Adipose tissue storage of drugs as a function of binding competition. In-vitro studies with distribution dialysis.

Abstract

Distribution dialysis was used to study binding competition between homogenates of adipose tissue and of lean tissues. The concentration ratios adipose/X (X = blood, muscle, lung, liver) of eight lipophilic drugs were determined in the absence and in the presence of a competing binding system X. With drugs which do not undergo storage in adipose tissue in-vivo, yet have a high volume of distribution, such as imipramine or desipramine, there was strong binding competition, and the balance of distribution was shifted from adipose to lean tissues.
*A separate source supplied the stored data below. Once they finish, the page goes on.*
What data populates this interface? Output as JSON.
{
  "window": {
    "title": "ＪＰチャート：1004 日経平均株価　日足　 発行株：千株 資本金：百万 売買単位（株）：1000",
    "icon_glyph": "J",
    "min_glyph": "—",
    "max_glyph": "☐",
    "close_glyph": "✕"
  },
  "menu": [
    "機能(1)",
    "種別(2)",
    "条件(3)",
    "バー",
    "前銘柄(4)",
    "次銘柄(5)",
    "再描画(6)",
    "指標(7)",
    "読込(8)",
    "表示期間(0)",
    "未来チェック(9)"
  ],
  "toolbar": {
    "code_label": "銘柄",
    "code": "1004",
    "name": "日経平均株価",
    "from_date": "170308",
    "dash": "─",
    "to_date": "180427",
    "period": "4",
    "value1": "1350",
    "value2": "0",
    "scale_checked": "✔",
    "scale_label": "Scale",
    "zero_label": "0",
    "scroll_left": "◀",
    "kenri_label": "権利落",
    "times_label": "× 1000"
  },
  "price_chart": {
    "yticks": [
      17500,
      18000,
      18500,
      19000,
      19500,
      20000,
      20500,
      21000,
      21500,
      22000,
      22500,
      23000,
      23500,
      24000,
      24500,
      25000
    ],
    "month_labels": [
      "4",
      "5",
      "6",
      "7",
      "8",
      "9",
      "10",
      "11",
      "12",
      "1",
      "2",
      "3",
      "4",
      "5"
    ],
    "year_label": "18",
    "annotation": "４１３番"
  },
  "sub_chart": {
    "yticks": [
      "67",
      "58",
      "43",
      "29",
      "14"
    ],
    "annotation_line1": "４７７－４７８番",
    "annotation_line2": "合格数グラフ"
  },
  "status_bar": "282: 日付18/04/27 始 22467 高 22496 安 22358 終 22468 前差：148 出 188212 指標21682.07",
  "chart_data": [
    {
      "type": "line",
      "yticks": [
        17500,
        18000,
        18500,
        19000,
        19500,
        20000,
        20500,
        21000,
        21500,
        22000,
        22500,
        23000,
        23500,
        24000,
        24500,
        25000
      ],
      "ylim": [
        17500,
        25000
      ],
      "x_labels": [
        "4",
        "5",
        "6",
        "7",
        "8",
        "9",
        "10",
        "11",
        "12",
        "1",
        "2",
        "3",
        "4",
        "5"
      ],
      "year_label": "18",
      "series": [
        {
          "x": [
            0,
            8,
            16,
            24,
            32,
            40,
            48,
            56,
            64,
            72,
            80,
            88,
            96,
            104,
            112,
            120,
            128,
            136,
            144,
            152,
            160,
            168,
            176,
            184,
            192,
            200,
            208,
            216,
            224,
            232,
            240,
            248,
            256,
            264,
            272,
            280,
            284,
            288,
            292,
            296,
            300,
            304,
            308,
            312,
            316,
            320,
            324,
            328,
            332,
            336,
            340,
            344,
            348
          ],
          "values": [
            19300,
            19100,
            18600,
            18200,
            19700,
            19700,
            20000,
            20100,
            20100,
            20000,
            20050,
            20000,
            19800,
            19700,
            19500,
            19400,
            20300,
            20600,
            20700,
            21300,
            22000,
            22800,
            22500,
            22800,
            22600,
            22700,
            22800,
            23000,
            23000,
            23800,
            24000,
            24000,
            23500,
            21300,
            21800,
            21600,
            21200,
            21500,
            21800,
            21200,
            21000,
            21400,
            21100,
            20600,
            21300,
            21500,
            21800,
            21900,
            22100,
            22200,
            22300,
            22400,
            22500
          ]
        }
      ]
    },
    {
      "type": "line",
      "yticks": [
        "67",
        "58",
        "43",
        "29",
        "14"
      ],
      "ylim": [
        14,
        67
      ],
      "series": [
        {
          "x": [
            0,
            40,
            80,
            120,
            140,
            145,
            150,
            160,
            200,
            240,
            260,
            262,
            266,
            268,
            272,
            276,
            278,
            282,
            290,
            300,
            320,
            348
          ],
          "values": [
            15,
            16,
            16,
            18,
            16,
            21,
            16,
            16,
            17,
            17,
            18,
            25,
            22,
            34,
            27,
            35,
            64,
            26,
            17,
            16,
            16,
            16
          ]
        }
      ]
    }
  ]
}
In the case of indomethacin with a low volume of distribution this shift was from adipose tissue to blood. With diazepam there was a marked binding competition which was not, however, sufficient to shift the balance of distribution away from adipose tissue. Binding competition was negligible with thiopentone. In contrast, with the equally lipophilic hexethal a moderate binding competition was observed. This is consistent with a decreased adipose tissue storage of the latter barbiturate. It is concluded that binding competition exists not only between blood and tissues but also among individual tissues. It is suggested that occurrence and extent of adipose tissue storage of drugs are determined by binding competition between lean and adipose tissues and, more generally, that distribution of lipophilic drugs is largely a function of binding competition.